Que nous apprend ce masque des coutumes funéraires des Mycéniens ? Que leurs chefs étaient accompagnés dans la tombe par ces très beaux objets, faits de feuilles d’or travaillées au repoussé, dont 5 exemplaires sont connus. Contrairement aux masques égyptiens, un certain souci de la réalité semble avoir été pris en compte. En effet, les spécimens ne se ressemblent pas et comportent certaines caractéristiques particulières (pilosité, forme du visage et des yeux). 

Un masque de la tombe 4, musée national archéologique d'Athènes - © Giovanni dall'Orto / CCO
Un masque de la tombe 5, musée national archéologique d'Athènes - © Giovanni dall'Orto / CCO
Un masque de la tombe 4, musée national archéologique d'Athènes - © NAMA / CCO

Le masque dit d’Agamemnon est le plus fin et le plus travaillé. Certains pensent qu’il aurait été retouché au moment de sa découverte, en 1876, pour lui donner davantage d’intérêt… Il est vrai d’Heinrich Schliemann, le découvreur, n’était pas réputé pour son intégrité scientifique. Apprécions, quoi qu’il en soit, la pureté du travail des orfèvres, sur ce masque comme sur ceux provenant des autres tombes princières mises au jour sur le site.

On oublie par ailleurs souvent que les masques n’étaient pas les seules parures en or des défunts ! Bijoux, coupes, armes, plaques pectorales, diadèmes… le mobilier funéraire était extraordinaire. Le corps d’une fillette, âgée quelques mois, était même entièrement recouvert de feuilles d’or.

Parure complète de feuilles d'or qui recouvrait le corps d'un bébé, tombe 3,  musée national archéologique d'Athènes - © Jerónimo Roure Pérez / Public domain

3. Le masque de jade de Pakal le Grand (Mexique)

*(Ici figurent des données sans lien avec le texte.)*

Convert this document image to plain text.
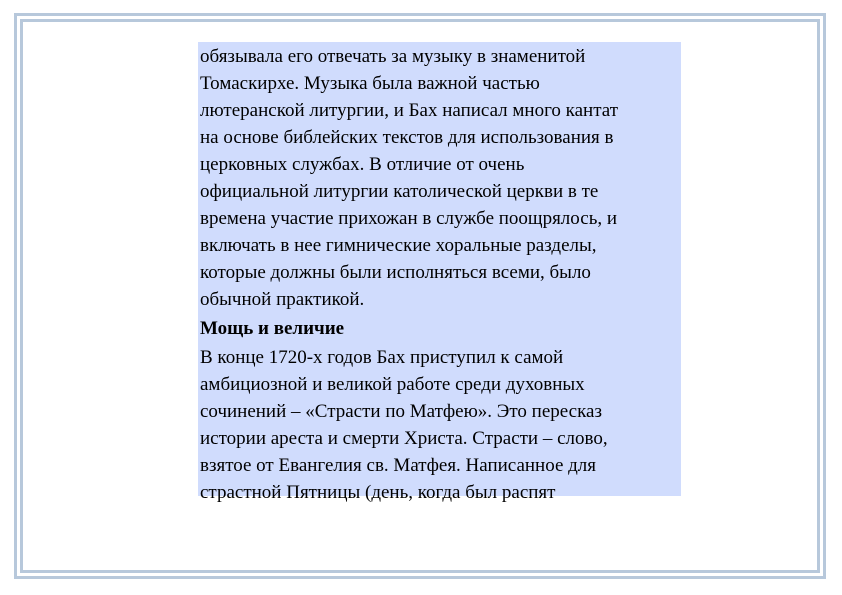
обязывала его отвечать за музыку в знаменитой
Томаскирхе. Музыка была важной частью
лютеранской литургии, и Бах написал много кантат
на основе библейских текстов для использования в
церковных службах. В отличие от очень
официальной литургии католической церкви в те
времена участие прихожан в службе поощрялось, и
включать в нее гимнические хоральные разделы,
которые должны были исполняться всеми, было
обычной практикой.
Мощь и величие
В конце 1720-х годов Бах приступил к самой
амбициозной и великой работе среди духовных
сочинений – «Страсти по Матфею». Это пересказ
истории ареста и смерти Христа. Страсти – слово,
взятое от Евангелия св. Матфея. Написанное для
страстной Пятницы (день, когда был распят
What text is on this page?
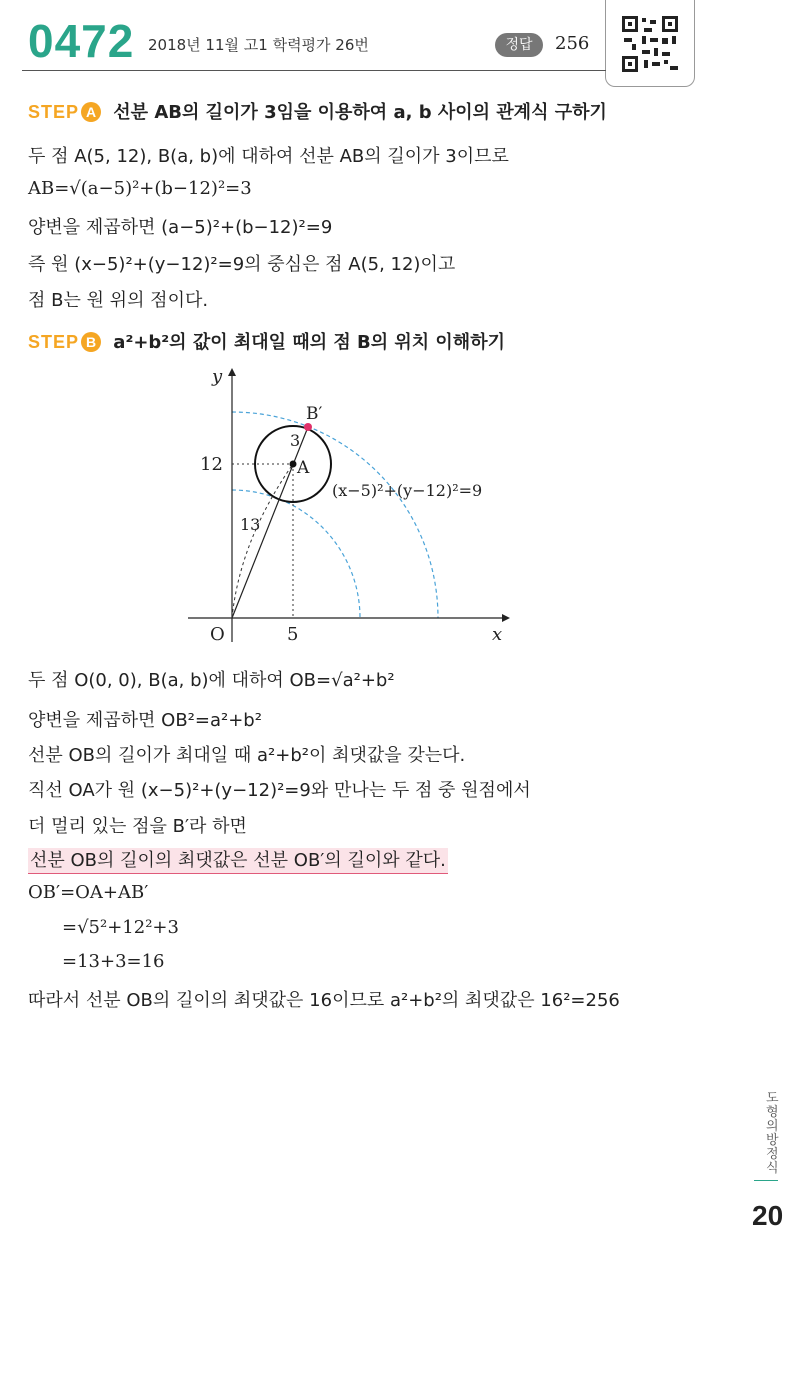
0472 2018년 11월 고1 학력평가 26번	정답	256
STEP A 선분 AB의 길이가 3임을 이용하여 a, b 사이의 관계식 구하기
두 점 A(5, 12), B(a, b)에 대하여 선분 AB의 길이가 3이므로
AB=√(a−5)²+(b−12)²=3
양변을 제곱하면 (a−5)²+(b−12)²=9
즉 원 (x−5)²+(y−12)²=9의 중심은 점 A(5, 12)이고
점 B는 원 위의 점이다.
STEP B a²+b²의 값이 최대일 때의 점 B의 위치 이해하기
y
x
O	5
12	A
B′
3
13
(x−5)²+(y−12)²=9
두 점 O(0, 0), B(a, b)에 대하여 OB=√a²+b²
양변을 제곱하면 OB²=a²+b²
선분 OB의 길이가 최대일 때 a²+b²이 최댓값을 갖는다.
직선 OA가 원 (x−5)²+(y−12)²=9와 만나는 두 점 중 원점에서
더 멀리 있는 점을 B′라 하면
선분 OB의 길이의 최댓값은 선분 OB′의 길이와 같다.
OB′=OA+AB′
=√5²+12²+3
=13+3=16
따라서 선분 OB의 길이의 최댓값은 16이므로 a²+b²의 최댓값은 16²=256
도형의 방정식
20
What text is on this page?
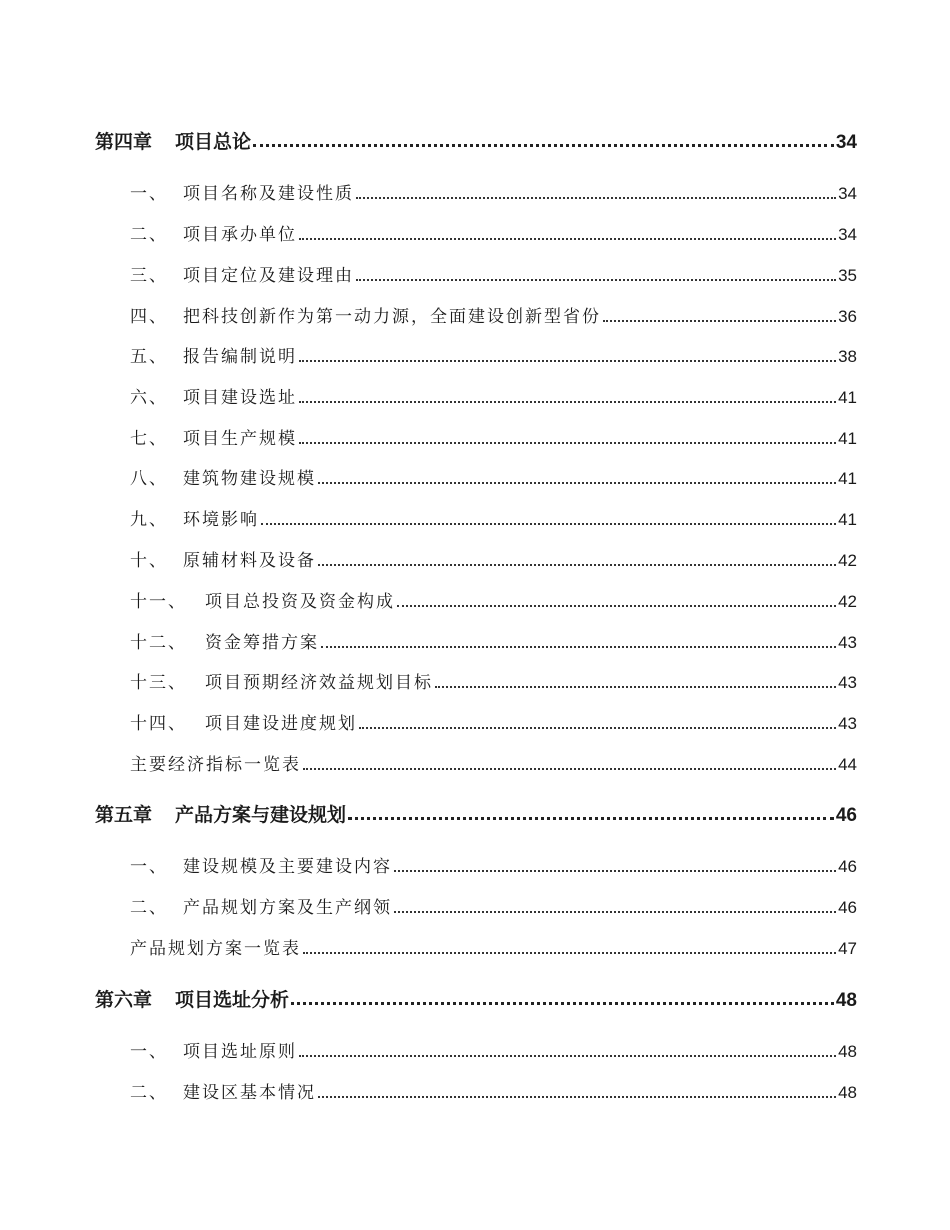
第四章	项目总论	34
一、 项目名称及建设性质	34
二、 项目承办单位	34
三、 项目定位及建设理由	35
四、 把科技创新作为第一动力源，全面建设创新型省份	36
五、 报告编制说明	38
六、 项目建设选址	41
七、 项目生产规模	41
八、 建筑物建设规模	41
九、 环境影响	41
十、 原辅材料及设备	42
十一、	项目总投资及资金构成	42
十二、	资金筹措方案	43
十三、	项目预期经济效益规划目标	43
十四、	项目建设进度规划	43
主要经济指标一览表	44
第五章	产品方案与建设规划	46
一、 建设规模及主要建设内容	46
二、 产品规划方案及生产纲领	46
产品规划方案一览表	47
第六章	项目选址分析	48
一、 项目选址原则	48
二、 建设区基本情况	48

 Le masque de jade de Pakal 1er, roi de Palenque, et ses ensembles de colliers, boucles d'oreille et amulette (dans la bouche), musée de Mexico - © Wolfgang Sauber / CC BY-SA

Le masque du roi maya K'inich Janaab' Pakal Ier, mort en 680 de notre ère à Palenque, est d’un tout autre type. Il n’est pas en or, mais en toutes petites plaquettes de jade, façonnées et agencées comme un puzzle en relief pour reproduire le visage du souverain. Le blanc des yeux est en coquille et la pupille en obsidienne. Comme les précédents, le masque n’a pas été fabriqué sur le visage du mort, mais pendant sa vie. Il fallait des semaines pour créer une telle œuvre d’art (des mois de travail pour les masques et autres parures des pharaons égyptiens) et il n’était évidemment pas question d’attendre la mort du roi pour s’y mettre !

Dans les croyances mayas, le masque de jade, en assurant la survivance de l’image du souverain, lui permettait d’accéder à l’inframonde, le monde des ancêtres, avec un statut de divinité, porté par la nature des pierres du masque : le jade et l’hématite, mais aussi la nacre, sont des matériaux sacrés, réfléchissants, associés aux dieux. 

La dépouille de Pakal 1er était aussi ornée d’épais colliers, de bracelets et d’amulettes en jade.

4. Les masques des Tashkyts (Russie)

Quoique moins précieux, les plus étonnants de tous les masques funéraires restent ceux des momies naturelles du peuple tashtyk, qui vivait dans une partie de la Sibérie, au début de l’ère chrétienne (très grossièrement entre le Ier et le Ve siècle).  Bien que cette civilisation ait été découverte il y a plus de 100 ans, on ne sait toujours pas très bien qui sont les Tashkyts. La nécropole d’Oglakhti, près de la ville d’Abakan, est un site majeur pour leur compréhension.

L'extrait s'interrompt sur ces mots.